Handgeschmiedete Untersetzer etwa aus der Barockzeit sammelt Karpinski ebenfalls. Der große Mann schaut sich die kleinen Kunstwerke auch immer wieder gerne an, die hoch über den Türrahmen hängen. Bügelt Karpinski dann auch mal? Nur alte Geldscheine“, antwortet er schlagfertig, wobei wir beim nächsten Sammelobjekt wären: Papiergeld aus Ulm und aus Ostpreußen.
Zur Erklärung: Der Ostpreuße Karpinski ist 1939 in Gumbinnen (heute Russland) geboren und flüchtete 1944 mit seinen Eltern über Berlin nach Hardegsen in Niedersachsen. 1952 folgte die Umsiedelung nach Heidenheim, wo er sich zum Dreher ausbilden ließ. 1962 bekam er eine Stelle bei Magirus in Ulm, träumte aber stets „vom Selbstständigsein“. Also wurde er 1970 Getränkelieferant.

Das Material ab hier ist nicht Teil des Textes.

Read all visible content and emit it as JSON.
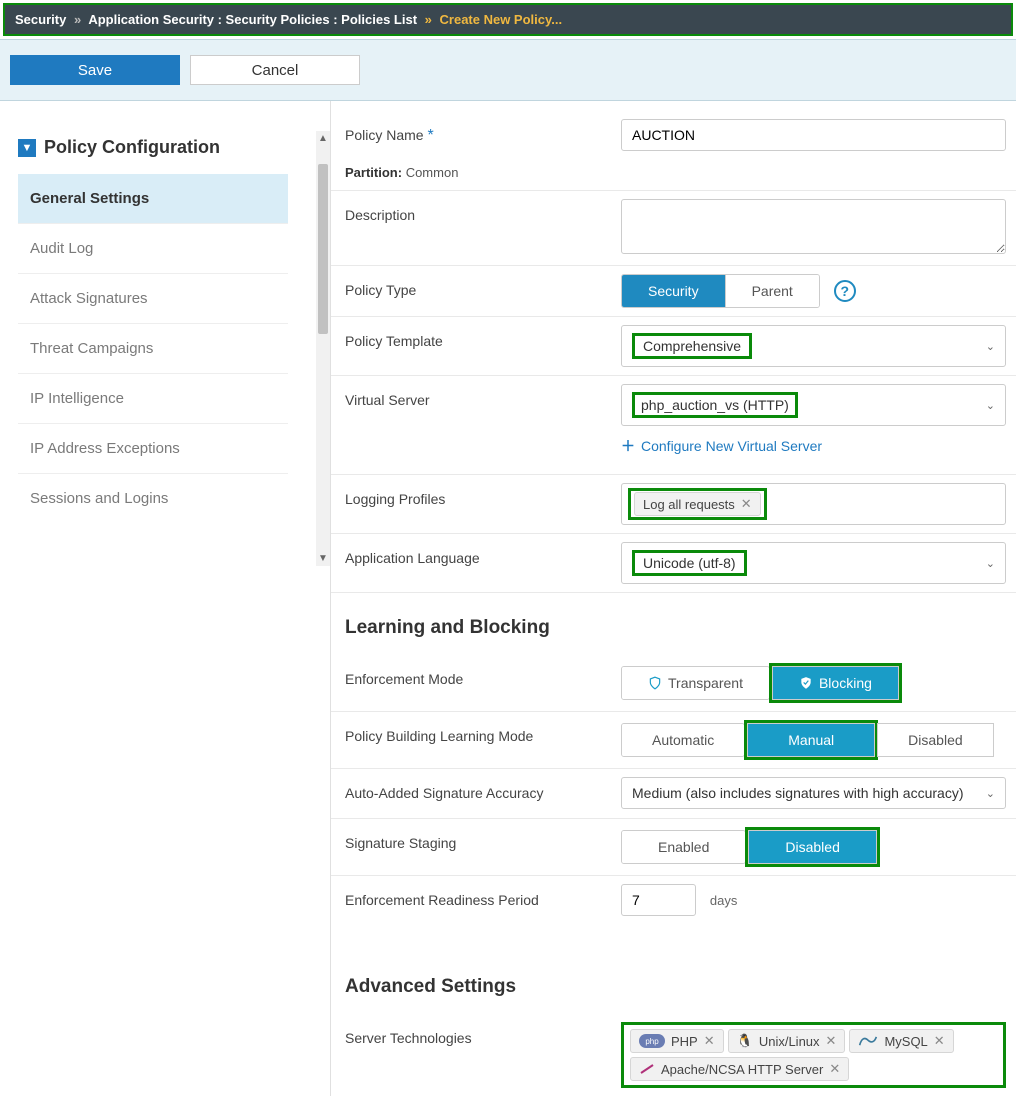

Ein Nebeneffekt: Er sammelte Kronkorken.
Zur selben Zeit hatte er das Glück, dass ihm ein Händler eine wertvolle Sammlung von ostpreußischem Papiergeld vermachte. Karpinski fing Feuer, recherchierte die Historie des „Ostpreußischen Papiergeldes“und schrieb dreieinhalb Jahre lang an dem gleichnamigen Buch – mit 1200 Abbildungen der Talerscheine. Welch ein Aufwand! Die Scheine selbst bewahrt er in Alben für Notgeldscheine auf. Einige Unikate, die etliche tausend Euro wert sind, hat er bereits verkauft, „um unsere Rente aufzubessern“.
Schließlich fand Klaus Karpinski noch Gefallen an diversen Ulmer Scheinen und schrieb das Buch „Die Geschichte des Ulmer Papiergeldes von 1918 – 1947“. So hatte zu Zeiten der Inflation 1923 etwa die Pflugfabrik Eberhardt ihren eigenen Zehn-miliarden-mark-schein, der heute einen Wert von 150 Euro hat. Oder es gab auf rosa Papier den „Opfergroschen“, zehn Pfennige für das Winterhilfswerk.
Ich muss langsam anfangen mit Aufhören.